Ruth Marcus (sort of ) defends John Yoo, contending that his arguments in favor of torture and expansive executive power were amateurish and wrong, but that it would somehow be 'dangerous' if he were subjected to any professional consequence.
Yet the message sent to students by dumping Yoo would be even worse: that some opinions are too dangerous to express. Lawyers are used to staking a foothold on slippery slopes, but this one, with academic freedom at issue, is too treacherous to risk.I would find that argument more compelling had Yoo made public pronouncements on torture.

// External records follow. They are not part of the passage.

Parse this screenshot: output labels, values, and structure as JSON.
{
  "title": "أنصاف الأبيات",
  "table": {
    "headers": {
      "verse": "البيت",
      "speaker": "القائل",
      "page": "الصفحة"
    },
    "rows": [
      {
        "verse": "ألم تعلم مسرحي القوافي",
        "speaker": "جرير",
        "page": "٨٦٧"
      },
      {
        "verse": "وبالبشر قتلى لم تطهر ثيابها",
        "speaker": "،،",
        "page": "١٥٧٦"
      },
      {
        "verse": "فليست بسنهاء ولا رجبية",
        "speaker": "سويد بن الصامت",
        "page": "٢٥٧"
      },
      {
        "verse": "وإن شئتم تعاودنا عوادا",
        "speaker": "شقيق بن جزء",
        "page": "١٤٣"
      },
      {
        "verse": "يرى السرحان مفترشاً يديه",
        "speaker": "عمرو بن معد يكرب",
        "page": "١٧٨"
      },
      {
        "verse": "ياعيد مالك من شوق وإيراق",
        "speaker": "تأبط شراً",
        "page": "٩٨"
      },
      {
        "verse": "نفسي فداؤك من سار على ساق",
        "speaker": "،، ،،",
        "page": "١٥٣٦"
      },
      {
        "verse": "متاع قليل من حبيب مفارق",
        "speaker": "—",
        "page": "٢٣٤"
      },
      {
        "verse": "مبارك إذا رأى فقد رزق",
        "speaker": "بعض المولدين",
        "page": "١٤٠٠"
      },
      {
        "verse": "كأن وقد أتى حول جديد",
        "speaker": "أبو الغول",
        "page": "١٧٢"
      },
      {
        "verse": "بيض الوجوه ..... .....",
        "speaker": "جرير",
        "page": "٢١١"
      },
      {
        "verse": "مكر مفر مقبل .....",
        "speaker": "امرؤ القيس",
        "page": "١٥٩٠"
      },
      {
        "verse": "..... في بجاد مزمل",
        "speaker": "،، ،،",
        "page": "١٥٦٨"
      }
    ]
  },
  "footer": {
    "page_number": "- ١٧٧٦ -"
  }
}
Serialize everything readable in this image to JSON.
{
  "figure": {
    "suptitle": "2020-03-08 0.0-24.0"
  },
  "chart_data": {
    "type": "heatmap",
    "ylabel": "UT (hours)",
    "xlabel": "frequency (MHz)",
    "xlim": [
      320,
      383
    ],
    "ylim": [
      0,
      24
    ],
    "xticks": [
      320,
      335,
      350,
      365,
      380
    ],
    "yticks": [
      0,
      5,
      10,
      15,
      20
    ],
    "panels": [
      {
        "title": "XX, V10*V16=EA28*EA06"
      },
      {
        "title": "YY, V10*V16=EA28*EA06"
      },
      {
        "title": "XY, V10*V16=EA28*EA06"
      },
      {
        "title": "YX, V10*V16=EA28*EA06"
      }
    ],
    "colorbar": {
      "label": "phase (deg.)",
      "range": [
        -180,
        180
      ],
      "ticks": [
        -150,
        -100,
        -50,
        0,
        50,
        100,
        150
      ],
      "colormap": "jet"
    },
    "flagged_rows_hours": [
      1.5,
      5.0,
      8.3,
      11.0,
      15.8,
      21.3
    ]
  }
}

The controversy is over a confidential memo, something that the Bush Administration and probably Yoo himself would have preferred to have never entered the public realm. But on to the analogy:
The most useful analogy I've read on this subject comes from Princeton professor Deborah Pearlstein, who asked what Berkeley would do if a molecular biology professor "had written a medical opinion while in government employ disclaiming the truth of evolution," and continued to dispute the theory of evolution once he resumed teaching.That's suggesting that Yoo's sole offense is bad scholarship. And you know what? I don't think that professors should be shielded from scrutiny, or from possible loss of position, if they engage in bad scholarship. Fundamentally, what good is a professor who is unable to grasp the subject matter of his supposed area of expertise? The better argument, attempted on the Volokh Conspiracy, is premised upon a defense of the scholarship.